Sump Baffles

GiantBen

New member
I've decided I'm going to put some baffles in my sump. The main reasons are two fold:

(1) Restrict the amount of water that can get pumped out of the sump if my overflow gets clogged. This is the main reason. It will ensure that the heater stays under water and the tank doesn't overflow if somehow the overflow cloggs.

(2) If I want to add a fuge in the future, I'll have the space baffled off and won't have to drain the sump to add it.


Right now I am thiking just two baffles. A 10-1/4" baffle on one end, to create a section for the skimmer, reactor pump, filter socks. Another one at the opposit end of the sump that is 9-3/4", which will create an area purely for housing the return pump. This will leave me about a 18" long and 9-3/4" deep section in the middle. Anyone have any thoughts on this?

Also, I was planning on 1/4" acrylic from tap plastics, but would 1/8" be okay?
 
If you are having to do a baffle for those reasons then you might have other issues latter,

Having the sump partitioned you will have less water before the pump start to run dry so you will have to top off more often.

If the return pump run dry for extended amount of time it might get burned out.
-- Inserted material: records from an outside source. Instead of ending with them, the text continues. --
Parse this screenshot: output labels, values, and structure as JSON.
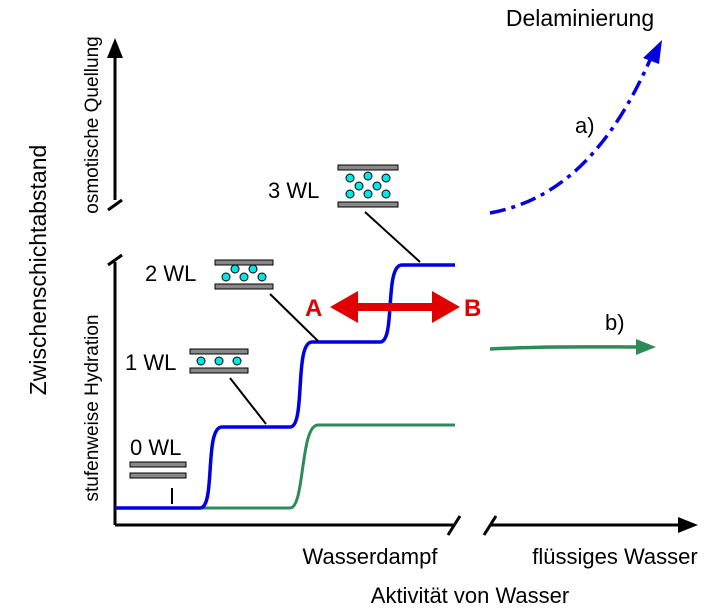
{
  "title_right": "Delaminierung",
  "curve_labels": {
    "a": "a)",
    "b": "b)"
  },
  "layers": {
    "wl3": "3 WL",
    "wl2": "2 WL",
    "wl1": "1 WL",
    "wl0": "0 WL"
  },
  "arrow_labels": {
    "start": "A",
    "end": "B"
  },
  "y_axis": {
    "title": "Zwischenschichtabstand",
    "upper": "osmotische Quellung",
    "lower": "stufenweise Hydration"
  },
  "x_axis": {
    "left": "Wasserdampf",
    "right": "flüssiges Wasser",
    "title": "Aktivität von Wasser"
  }
}
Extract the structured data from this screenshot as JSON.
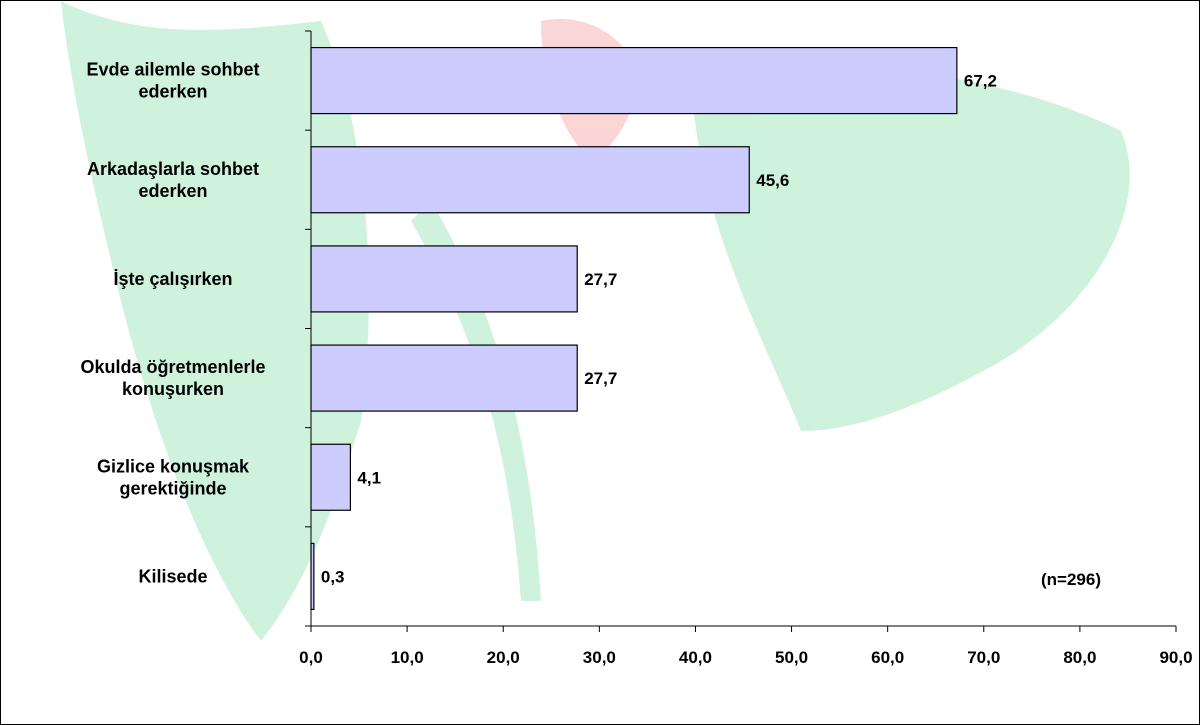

I would wpend the time and effort in making sure the overflow doesn't get clogged up.

Having a small fuge is better than not having one, but the benefit is not that great to go through all that trouble.
 
I see your point on the pump. My main thinking was that I'd rather have the pump wrecked than the floor. I have an ATO with a 5 gallon resevoir, so I'm not currently too concerned with top-off. I'll just need to make sure that the baflled area + 5 gallons wouldn't flood the display.
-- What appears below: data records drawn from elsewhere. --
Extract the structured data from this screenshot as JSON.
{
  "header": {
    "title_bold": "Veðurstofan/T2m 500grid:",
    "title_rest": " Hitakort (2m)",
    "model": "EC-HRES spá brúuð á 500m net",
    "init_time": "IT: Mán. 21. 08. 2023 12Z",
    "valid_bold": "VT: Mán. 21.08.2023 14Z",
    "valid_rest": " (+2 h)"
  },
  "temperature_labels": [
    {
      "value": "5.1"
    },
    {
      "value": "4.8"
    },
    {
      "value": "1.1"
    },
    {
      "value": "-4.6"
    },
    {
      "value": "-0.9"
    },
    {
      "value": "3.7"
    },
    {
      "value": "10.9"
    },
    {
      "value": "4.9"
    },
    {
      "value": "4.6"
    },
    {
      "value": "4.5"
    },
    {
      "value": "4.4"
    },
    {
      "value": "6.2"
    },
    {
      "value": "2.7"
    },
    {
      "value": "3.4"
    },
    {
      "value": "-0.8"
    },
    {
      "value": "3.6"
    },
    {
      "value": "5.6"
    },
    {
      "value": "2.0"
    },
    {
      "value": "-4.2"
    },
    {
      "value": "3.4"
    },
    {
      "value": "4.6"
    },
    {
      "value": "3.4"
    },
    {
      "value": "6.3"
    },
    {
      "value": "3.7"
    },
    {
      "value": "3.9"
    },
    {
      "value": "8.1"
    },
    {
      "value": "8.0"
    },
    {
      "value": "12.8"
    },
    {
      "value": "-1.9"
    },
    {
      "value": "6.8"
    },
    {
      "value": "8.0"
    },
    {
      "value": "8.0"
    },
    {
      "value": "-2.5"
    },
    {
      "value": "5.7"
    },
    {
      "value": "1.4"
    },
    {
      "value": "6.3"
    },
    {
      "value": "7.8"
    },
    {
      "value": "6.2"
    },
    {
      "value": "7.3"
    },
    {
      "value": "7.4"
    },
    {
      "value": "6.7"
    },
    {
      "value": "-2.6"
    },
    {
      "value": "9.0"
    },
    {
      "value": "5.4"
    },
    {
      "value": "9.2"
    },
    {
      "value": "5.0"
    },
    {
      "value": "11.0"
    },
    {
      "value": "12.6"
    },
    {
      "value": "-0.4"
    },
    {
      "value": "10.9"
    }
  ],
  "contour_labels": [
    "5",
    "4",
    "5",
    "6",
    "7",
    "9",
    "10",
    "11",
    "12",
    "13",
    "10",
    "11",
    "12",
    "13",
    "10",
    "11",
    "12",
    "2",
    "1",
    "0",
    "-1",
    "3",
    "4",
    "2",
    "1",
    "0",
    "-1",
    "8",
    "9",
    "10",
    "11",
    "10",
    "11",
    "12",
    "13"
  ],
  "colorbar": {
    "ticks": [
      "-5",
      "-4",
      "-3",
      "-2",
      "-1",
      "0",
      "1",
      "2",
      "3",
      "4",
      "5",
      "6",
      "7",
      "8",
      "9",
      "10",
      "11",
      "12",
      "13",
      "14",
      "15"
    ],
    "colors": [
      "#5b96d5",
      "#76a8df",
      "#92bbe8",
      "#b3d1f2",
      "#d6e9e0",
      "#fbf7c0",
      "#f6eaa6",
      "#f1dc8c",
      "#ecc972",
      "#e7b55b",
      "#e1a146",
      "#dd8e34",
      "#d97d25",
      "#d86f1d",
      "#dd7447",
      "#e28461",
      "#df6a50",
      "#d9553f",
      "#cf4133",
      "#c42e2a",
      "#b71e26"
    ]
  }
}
I am thinking I'll probably want the small fuge at some point. Since the tank isn't setup yet, I don't see the baffles as being too much trouble. Just buy acrylic, and seal it into place. If I don't do it now, I do think it would be a pain to add later.
 
Also, I was planning on 1/4" acrylic from tap plastics, but would 1/8" be okay?

In my experience I’d go 1/4. I know it may cost more but when you clean it the baffle will not bow, you have more contact to the sump to glue and silicone.
 
Sounds good, I'll stick with the 1/4"...btw, did you just say cleaning the sump? Not sure that will be an issue for me :p
 
Most TAP plastic stores will have scraps that they will sell to you for dirt cheap or if you bought something else like glue or something, they would simply give it to you for free.

+1 to 1/4 due to thinner would result in bowing.

I'm sure you've already thought this through but here are some of my thoughts in case you haven't.

Think about the height of water and what your skimmer likes or doesn't like when building.

Think(test) about power going off and how much water then gets drained down into your sub my the return lines. With your fuge, that limits the amount of "free" space that would take in the water from the tank.

Putting in valves to control the amount of overflow and return will help you dial in the amount of water going in and out.

Best of luck and be sure to have fun doing it!
 
If the return pump run dry for extended amount of time it might get burned out. I would wpend the time and effort in making sure the overflow doesn't get clogged up.

I see your point on the pump. My main thinking was that I'd rather have the pump wrecked than the floor. I




Ben - I run small return sections for this very reason. I look at it like this: small return section the pump will burn up sure but no flood, but with a large return section your tank will flood/overflow AND your pump will burn up once the water level drops. HHHMMMMMM I'll take the "Lesser of two evils" for $500 please. LOL. But seriously your pump will burn up in either scenario if you are not there.

You can prevent this by using a LOW LEVEL float switch to shut off your return pump if the return section gets to low.